A responsible machine learning pipeline for binary income classification using the UCI Adult Census dataset. The project predicts whether an individual's annual income exceeds USD 50,000, with an explicit focus on predictive accuracy, fairness auditing, and model explainability.
- Multi-model comparison — Logistic Regression, Random Forest, and XGBoost trained and benchmarked with 5-fold stratified cross-validation
- Threshold optimisation — F1-maximising decision threshold sweep to improve minority-class recall beyond the default 0.5 cutoff
- Fairness auditing — Demographic Parity Difference and Equalized Odds Difference measured across sex and race using
fairlearn - Bias mitigation — Post-processing via
ThresholdOptimizer(equalized odds constraint), achieving a 43% reduction in DPD and 71% in EOD for sex - SHAP explainability — Global beeswarm/bar plots and local waterfall/dependence plots for per-prediction audit trails
- Interactive dashboard — 8-page Streamlit application that loads data directly from disk; no file upload required
Prerequisites: Python 3.9+
-
Clone the repository
git clone https://github.com/akritisshetty/census-income-analysis.git cd census-income-analysis -
Install dependencies
pip install -r requirements.txt
-
Download the dataset Place
adult.csv(UCI Adult Census dataset) in the project root directory. -
Run the Jupyter notebook (training & evaluation)
jupyter notebook census_income_analysis.ipynb
-
Launch the Streamlit dashboard
streamlit run app.py
Requirements:
pandas==3.0.2,numpy==2.4.4,scikit-learn==1.8.0,xgboost,fairlearn==0.13.0,shap==0.51.0,matplotlib==3.10.8,seaborn==0.13.2,streamlit
census-income-analysis/
│
├── adult.csv # UCI Adult Census dataset (32,561 records)

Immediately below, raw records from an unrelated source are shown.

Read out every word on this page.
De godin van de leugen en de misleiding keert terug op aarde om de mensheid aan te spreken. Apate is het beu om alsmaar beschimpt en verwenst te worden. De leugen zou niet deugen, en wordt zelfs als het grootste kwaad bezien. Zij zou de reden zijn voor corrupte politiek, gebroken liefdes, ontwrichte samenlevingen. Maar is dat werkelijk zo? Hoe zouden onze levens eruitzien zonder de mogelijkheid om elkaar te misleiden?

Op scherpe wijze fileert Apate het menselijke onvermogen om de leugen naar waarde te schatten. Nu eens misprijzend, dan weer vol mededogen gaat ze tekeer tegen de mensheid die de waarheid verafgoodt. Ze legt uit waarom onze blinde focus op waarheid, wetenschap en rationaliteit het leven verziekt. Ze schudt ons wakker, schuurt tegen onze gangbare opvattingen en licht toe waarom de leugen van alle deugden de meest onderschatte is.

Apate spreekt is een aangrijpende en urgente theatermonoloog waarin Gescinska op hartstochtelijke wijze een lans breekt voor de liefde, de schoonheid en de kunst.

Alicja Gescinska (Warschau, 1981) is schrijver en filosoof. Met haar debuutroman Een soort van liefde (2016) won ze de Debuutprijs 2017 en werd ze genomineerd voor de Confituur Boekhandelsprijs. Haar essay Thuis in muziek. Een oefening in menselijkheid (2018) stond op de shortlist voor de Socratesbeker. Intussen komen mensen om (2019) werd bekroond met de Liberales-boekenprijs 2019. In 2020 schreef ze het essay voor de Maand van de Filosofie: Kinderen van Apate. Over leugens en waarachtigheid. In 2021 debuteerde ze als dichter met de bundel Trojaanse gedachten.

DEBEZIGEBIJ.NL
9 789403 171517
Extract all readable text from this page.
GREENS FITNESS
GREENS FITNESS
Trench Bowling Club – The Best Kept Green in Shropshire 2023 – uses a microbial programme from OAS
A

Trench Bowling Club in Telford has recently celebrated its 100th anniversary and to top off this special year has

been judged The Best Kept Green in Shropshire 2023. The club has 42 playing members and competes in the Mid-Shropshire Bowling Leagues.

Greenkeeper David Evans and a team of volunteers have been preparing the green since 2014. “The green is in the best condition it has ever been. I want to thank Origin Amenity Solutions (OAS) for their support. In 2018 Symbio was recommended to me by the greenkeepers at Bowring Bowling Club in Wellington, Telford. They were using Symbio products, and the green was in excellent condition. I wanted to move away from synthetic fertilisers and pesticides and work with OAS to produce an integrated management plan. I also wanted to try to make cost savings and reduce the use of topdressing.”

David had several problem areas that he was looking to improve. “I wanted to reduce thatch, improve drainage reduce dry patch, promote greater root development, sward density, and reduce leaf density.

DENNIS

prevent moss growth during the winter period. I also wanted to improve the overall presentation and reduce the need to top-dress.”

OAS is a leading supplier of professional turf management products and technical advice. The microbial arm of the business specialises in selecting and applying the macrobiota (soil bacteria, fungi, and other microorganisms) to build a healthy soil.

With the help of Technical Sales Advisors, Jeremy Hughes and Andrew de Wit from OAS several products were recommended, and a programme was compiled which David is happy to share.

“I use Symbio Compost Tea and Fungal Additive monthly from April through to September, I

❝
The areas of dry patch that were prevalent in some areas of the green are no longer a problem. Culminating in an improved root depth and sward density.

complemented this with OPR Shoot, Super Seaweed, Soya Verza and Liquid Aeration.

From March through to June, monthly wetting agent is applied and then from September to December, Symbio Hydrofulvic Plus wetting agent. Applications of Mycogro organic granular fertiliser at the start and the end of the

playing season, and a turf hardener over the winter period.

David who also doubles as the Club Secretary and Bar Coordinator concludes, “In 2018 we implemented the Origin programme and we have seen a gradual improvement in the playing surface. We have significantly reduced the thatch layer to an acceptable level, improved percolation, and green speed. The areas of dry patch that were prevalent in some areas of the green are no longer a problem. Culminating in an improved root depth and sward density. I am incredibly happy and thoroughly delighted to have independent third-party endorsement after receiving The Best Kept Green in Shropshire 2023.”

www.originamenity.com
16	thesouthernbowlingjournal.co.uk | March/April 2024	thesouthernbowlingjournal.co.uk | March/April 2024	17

├── census_income_analysis.ipynb # End-to-end ML pipeline notebook (34 cells)
├── app.py # Streamlit 8-page dashboard
├── requirements.txt
└── README.md
The pipeline runs end-to-end through the following stages:
- Load & Sanitise — Replace
"?"entries withNaN; drop thefnlwgtsampling weight column - EDA — Explore feature distributions, missing values, and fairness baselines
- Preprocessing — Engineer
capital.netandwork_intensityfeatures; impute missing values; apply One-Hot Encoding and StandardScaler (for Logistic Regression only); perform an 80/20 stratified train-test split - Model Training — Train Logistic Regression, Random Forest, and XGBoost with 5-fold cross-validation; XGBoost achieves the best CV ROC-AUC of 0.9275 and test ROC-AUC of 0.9231
- Threshold Optimisation — Sweep thresholds from 0.1 to 0.9; optimal threshold of 0.43 improves minority-class F1 from 0.7124 → 0.7282
- Fairness Audit — Compute Demographic Parity Difference and Equalized Odds Difference via
fairlearn.MetricFrameacross sex and race groups - Bias Mitigation — Apply
ThresholdOptimizerwith equalized odds constraint; reduces sex-based DPD by 43% and EOD by 71% - SHAP Analysis — Identify top predictive features globally (age, marital status, capital gain, education, hours/week) and generate local per-prediction explanations
- Dashboard — Serve all results through an interactive Streamlit application
| Purpose | Library |
|---|---|
| Data manipulation | pandas 3.0.2, numpy 2.4.4 |
| Visualisation | matplotlib 3.10.8, seaborn 0.13.2 |
| Machine learning | scikit-learn 1.8.0 |
| Gradient boosting | XGBoost |
| Fairness auditing & mitigation | fairlearn 0.13.0 |
| Explainability | SHAP 0.51.0 |
| Interactive dashboard | Streamlit |